Other ingredients you'll need:
- Ghee (you can also use coconut oil, rapeseed oil, or butter)
- Shallots (3-4 large banana shallots or at least 6 small ones) thinly sliced
- A large handful of cashew nuts
- About a cup of freshly grated coconut (I gat all my freshly grated coconut, frozen in bags in the freezer section of the grocery store, you're more likely to find this miracle product in ethnic grocery stores, or mainstream grocery stores in areas without a lot of white people basically.)
- Fresh curry leaves (hard to find but worth the effort)
- One regular cinnamon stick or my personal fave, Chinese cinnamon bark-- you can use a few of these more subtle but beautiful looking type of cinnamon.

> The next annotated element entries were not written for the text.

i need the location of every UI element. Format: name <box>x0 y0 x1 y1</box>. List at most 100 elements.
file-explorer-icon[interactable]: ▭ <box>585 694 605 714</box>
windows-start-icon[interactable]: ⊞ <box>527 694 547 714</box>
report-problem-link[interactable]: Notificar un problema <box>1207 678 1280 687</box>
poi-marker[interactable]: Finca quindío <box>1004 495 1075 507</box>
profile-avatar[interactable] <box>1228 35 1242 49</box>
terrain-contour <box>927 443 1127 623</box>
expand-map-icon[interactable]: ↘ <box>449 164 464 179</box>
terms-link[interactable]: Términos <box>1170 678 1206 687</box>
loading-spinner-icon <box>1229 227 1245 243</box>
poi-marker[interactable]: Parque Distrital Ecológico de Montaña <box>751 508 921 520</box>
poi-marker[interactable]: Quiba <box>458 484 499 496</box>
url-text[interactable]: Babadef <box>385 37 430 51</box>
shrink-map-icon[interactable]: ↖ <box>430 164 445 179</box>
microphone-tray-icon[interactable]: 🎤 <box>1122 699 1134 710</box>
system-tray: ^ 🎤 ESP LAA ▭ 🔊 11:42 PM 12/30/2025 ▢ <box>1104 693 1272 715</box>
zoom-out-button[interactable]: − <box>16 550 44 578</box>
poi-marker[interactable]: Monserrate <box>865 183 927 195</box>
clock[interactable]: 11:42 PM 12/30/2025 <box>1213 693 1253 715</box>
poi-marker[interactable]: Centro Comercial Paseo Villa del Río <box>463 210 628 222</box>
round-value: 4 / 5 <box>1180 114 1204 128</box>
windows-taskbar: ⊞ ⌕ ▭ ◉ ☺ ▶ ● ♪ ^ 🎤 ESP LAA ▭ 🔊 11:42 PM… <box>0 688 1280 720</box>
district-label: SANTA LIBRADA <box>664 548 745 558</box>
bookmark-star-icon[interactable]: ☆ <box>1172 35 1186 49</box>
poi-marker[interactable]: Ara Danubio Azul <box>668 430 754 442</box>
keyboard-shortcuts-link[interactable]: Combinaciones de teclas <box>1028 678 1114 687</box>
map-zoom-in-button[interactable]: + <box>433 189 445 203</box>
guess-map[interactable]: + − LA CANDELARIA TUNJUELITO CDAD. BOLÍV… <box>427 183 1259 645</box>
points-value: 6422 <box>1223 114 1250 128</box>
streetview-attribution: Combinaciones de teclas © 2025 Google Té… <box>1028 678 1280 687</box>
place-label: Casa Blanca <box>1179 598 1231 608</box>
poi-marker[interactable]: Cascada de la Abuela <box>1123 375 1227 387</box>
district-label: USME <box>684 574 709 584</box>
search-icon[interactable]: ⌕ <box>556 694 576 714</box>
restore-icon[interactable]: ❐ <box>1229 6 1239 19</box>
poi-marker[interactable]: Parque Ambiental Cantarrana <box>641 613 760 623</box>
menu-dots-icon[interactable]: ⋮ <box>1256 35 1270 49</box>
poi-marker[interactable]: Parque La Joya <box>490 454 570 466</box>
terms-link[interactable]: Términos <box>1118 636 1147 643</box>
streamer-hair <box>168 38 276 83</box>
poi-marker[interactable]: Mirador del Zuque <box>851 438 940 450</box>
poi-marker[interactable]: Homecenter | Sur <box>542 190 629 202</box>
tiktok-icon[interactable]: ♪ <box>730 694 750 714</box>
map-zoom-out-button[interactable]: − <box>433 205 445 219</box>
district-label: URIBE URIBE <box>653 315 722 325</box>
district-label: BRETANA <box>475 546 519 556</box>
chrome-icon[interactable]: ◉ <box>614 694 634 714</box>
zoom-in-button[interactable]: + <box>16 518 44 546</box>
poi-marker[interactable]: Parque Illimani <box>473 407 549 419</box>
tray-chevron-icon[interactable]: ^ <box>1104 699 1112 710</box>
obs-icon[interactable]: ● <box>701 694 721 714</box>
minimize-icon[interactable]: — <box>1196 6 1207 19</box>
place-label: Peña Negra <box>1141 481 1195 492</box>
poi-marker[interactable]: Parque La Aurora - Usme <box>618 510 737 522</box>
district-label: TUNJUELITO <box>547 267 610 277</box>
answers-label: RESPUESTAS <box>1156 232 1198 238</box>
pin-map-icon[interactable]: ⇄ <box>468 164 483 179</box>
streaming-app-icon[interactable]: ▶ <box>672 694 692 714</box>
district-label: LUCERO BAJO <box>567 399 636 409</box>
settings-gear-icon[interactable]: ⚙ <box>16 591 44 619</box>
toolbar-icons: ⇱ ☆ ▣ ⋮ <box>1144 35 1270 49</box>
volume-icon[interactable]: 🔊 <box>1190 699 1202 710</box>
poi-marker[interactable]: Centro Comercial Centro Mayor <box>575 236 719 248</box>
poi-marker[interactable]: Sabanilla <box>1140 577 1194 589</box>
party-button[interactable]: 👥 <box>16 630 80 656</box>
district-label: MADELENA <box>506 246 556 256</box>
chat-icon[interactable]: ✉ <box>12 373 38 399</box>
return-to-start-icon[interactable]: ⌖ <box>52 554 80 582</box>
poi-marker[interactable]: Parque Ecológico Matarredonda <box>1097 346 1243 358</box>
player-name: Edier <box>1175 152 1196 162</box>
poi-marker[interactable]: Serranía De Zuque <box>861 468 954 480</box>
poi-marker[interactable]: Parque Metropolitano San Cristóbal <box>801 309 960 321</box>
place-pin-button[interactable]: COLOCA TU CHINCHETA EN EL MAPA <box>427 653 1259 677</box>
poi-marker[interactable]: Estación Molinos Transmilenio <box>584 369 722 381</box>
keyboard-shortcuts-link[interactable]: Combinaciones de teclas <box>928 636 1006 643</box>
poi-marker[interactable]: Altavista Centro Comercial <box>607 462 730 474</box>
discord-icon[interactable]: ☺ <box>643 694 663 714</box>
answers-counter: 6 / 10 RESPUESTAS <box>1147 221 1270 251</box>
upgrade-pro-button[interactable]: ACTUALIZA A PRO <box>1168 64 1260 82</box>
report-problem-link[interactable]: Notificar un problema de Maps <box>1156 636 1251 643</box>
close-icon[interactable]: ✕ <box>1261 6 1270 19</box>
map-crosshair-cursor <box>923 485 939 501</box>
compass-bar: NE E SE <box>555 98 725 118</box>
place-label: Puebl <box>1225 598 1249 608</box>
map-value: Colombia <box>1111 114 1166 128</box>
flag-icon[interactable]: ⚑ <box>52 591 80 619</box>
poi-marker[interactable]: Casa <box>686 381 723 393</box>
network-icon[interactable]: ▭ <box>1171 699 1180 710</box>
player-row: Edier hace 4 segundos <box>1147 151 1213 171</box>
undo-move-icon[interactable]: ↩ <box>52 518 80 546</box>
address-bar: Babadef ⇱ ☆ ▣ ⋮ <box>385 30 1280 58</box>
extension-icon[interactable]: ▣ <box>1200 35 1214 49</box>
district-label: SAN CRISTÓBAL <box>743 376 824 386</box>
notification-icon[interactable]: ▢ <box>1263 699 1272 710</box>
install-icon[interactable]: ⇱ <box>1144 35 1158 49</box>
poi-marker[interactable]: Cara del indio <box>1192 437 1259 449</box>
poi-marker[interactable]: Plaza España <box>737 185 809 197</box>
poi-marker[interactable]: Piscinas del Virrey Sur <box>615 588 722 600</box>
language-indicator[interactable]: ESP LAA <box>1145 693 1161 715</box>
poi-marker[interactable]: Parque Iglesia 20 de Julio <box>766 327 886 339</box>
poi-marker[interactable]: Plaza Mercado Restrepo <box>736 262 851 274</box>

- Mustard seeds (black or brown)
- Fresh coriander for finishing
In a LARGE frying pan, warm up some ghee on medium/high heat and add the coconut and cashews. Gently fry for several minutes until everything becomes intoxicatingly fragrant and the cashews take on a golden colour. The coconut will go from white to burnt pretty quickly so be sure to stir everything constantly, shake the pan and as soon as you see flex of coconut turning brown, remove from the pan into a clean bowl.
In the same pan, heat up some more ghee and add the mustard seeds, cinnamon, curry leaves and shallots and cook them until they're caramelised. Add the green beans, season with salt and saute for a few minutes. Switch off the heat.
For serving this dish there are 2 options (both lovely):
Option 1: Scoop out about half of the coconut/cashew mixture and mix into the rice. Transfer the rice into a large bowl or on to a deep serving platter and cover with the hot spiced green bean and shallot mixture. Top with the remaining coconut and cashews, more salt, and fresh coriander.
Option 2: Pour all the rice into the large pan with the spiced green beans and shallots. Gently fold the rice and veggies together and then add the coconut and cashews. Continue to stir until everything's well incorporated and scatter with coriander leaves and a good grind of salt.